HOHENFELS, Germany, April 30 - At the U.S. Army's combat training center in Hohenfels on Thursday, several senior officers outlined why a continued American presence in Germany remains strategically and operationally important, amid a White House review of whether to reduce U.S. troop levels in the country.
Officers who spoke with visiting journalists highlighted three primary benefits of the U.S. footprint here: deterring potential adversaries, conducting realistic combat training with allied forces on European terrain, and integrating battlefield lessons observed from the nearby conflict in Ukraine. Those benefits, they said, are evident in the kinds of large-scale exercises that Hohenfels hosts.
Germany is home to the U.S. military's largest European presence, with some 35,000 active-duty personnel, and serves as a central training hub.
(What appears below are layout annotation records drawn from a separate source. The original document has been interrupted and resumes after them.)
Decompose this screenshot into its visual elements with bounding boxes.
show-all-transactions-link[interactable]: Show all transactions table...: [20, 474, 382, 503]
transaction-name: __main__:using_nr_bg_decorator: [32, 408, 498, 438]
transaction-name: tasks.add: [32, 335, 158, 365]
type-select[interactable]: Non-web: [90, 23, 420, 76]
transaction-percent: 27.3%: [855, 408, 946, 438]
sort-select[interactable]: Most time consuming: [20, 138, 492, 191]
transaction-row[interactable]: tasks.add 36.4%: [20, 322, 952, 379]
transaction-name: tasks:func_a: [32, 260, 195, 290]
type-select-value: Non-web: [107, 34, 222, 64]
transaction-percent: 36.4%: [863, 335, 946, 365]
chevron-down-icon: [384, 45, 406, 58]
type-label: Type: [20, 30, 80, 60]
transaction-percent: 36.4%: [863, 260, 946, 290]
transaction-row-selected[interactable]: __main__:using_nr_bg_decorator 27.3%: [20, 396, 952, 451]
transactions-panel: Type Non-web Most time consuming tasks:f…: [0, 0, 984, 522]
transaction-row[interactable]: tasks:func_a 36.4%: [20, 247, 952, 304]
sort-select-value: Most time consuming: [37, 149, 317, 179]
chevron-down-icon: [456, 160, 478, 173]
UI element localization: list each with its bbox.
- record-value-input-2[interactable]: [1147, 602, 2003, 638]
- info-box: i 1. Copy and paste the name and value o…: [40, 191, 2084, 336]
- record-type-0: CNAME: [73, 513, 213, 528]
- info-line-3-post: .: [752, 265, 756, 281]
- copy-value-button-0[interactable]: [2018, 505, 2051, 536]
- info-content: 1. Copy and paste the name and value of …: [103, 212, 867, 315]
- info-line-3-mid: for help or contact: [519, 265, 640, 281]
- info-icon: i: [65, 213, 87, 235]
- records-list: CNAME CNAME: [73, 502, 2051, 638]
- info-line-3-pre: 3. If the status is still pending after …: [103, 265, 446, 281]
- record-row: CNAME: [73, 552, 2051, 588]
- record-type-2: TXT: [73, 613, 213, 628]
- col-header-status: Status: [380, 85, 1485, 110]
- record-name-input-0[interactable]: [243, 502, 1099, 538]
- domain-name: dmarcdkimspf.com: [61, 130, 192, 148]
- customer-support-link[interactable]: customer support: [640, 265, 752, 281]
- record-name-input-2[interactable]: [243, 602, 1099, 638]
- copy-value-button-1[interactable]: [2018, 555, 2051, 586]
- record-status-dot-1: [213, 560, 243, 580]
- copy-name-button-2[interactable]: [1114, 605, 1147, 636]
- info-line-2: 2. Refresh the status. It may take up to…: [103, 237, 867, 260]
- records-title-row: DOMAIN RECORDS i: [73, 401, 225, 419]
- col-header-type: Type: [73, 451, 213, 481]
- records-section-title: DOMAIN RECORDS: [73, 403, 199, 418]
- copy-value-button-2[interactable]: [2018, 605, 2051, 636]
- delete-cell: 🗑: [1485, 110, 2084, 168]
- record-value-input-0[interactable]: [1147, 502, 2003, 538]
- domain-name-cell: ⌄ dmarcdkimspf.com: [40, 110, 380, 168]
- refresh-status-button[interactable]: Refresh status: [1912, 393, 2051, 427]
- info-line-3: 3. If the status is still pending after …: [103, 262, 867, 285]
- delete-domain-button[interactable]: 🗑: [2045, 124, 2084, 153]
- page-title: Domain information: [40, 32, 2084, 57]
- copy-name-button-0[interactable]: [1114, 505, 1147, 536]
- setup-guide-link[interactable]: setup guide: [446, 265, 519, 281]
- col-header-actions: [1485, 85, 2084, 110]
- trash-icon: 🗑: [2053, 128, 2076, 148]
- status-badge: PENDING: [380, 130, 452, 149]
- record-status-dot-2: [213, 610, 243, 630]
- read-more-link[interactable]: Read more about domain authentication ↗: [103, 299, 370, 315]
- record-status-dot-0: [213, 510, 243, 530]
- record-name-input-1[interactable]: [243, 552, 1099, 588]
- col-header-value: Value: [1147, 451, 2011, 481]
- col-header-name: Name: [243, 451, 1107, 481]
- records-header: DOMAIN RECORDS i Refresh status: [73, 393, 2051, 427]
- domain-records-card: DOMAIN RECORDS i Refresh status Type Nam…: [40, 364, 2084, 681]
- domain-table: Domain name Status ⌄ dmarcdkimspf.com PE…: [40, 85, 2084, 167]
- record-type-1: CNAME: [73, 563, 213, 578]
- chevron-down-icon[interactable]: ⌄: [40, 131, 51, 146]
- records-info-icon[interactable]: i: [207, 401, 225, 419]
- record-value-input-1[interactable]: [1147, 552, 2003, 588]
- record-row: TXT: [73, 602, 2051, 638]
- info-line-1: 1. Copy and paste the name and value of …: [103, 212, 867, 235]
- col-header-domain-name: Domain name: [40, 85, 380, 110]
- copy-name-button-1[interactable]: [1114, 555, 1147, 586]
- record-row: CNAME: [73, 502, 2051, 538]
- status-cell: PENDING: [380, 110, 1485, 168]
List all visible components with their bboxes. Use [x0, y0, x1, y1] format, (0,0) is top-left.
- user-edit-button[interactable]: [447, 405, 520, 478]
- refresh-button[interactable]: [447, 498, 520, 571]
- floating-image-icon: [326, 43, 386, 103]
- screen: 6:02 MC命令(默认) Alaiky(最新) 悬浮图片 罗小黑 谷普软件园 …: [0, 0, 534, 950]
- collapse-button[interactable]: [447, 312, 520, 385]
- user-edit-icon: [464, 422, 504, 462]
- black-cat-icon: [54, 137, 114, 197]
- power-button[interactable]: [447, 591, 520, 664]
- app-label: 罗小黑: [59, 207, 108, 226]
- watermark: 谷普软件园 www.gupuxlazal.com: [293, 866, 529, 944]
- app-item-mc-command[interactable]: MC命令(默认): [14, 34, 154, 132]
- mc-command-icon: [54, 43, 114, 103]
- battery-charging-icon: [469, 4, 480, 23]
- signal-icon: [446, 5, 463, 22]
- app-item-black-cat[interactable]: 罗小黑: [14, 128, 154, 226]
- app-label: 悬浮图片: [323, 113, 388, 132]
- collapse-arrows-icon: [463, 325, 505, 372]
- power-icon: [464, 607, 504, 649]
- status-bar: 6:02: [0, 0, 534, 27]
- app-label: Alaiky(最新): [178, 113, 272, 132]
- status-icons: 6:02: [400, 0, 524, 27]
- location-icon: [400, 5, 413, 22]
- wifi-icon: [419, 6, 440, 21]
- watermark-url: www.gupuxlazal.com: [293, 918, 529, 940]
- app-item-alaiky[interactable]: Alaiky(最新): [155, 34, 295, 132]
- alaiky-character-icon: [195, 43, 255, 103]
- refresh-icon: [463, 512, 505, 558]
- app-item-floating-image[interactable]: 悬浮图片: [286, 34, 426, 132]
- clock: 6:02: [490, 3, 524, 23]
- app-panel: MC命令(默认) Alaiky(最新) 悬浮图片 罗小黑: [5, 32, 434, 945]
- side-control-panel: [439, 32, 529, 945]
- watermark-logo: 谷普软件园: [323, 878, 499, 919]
The Hohenfels facility itself covers roughly 163-square kilometers of forest and terrain and is the U.S. Army's only combat training center located outside the United States. It stages multinational training events for U.S. forces alongside NATO and partner militaries.
On Thursday the unit on site was conducting a demanding 10-day exercise, now a week underway, that tested armored maneuver, evasion of an opposing force and coping with an array of surveillance and attack drones. The brigade engaged at Hohenfels has been concluding a nine-month deployment in Poland and other parts of Eastern Europe as part of a U.S. Army-led effort to support NATO while sharpening readiness and strengthening ties between allied and partner forces.
"Their presence in Europe shows potential adversaries that in the event of a conflict that they're going to face the most ready, trained, lethal fighting force, and not just the United States, but the United States and its NATO allies," said Colonel Michael Ziegelhofer, the brigade commander. "The fact that we're out here represents, you know, really our country's support for NATO and our allies."
Standing on the edge of a small, constructed mock town used for urban training, Ziegelhofer emphasized the importance of working with other nations. "If a crisis were to take place over here, we'd be in the fight together, so training like this helps us to build the interoperability, not just with the equipment that we have, but between the people and the systems and the processes in our unit," he said.
He added that the brigade's deployment across Europe has included extensive exposure to drones. "We worked all the way from learning how to fly them to getting pretty sophisticated in understanding the systems and processes, both in using them ourselves and how to counter the enemy's use of those since we've been over here," Ziegelhofer said.
Lieutenant Colonel Michael Cryer, the commander of the opposition force permanently assigned to the Hohenfels training area - known within the facility as the "warrior" battalion - said the Russia-Ukraine war has influenced training emphases. He pointed to the rapid evolution of drones and electronic warfare in that conflict and how adversaries and defenders continually adapt.
"It's been a cat-and-mouse game, as you've seen in Ukraine," Cryer said. "Where one side develops this capability, another side develops a countermeasure."
Cryer also described a persistent operational challenge: remaining able to execute offensive options while being subject to near-constant aerial surveillance by drones. "It is nearly impossible to hide," he said. "Across the army, we haven't totally come to grips with that."
Requests for comment about how a potential reduction in troop numbers would affect operations in Germany went unanswered by U.S. Army in Europe and Africa and by the European Command at the time of the visit.
The officers' remarks framed the training center's activities as both a demonstration of alliance cohesion and a practical venue for adapting tactics and procedures to contemporary threats. The exercises at Hohenfels combine maneuvers involving armored units, opposing forces roles, and training on the integration and countering of unmanned systems - all elements commanders say are essential to maintaining readiness and deterrence in Europe.
As the review of U.S. force posture continues at the national level, the officers at Hohenfels and the units rotating through the facility are focused on preparing for complex, multi-domain operations alongside NATO partners, while working through the operational challenges posed by new technologies and battlefield dynamics.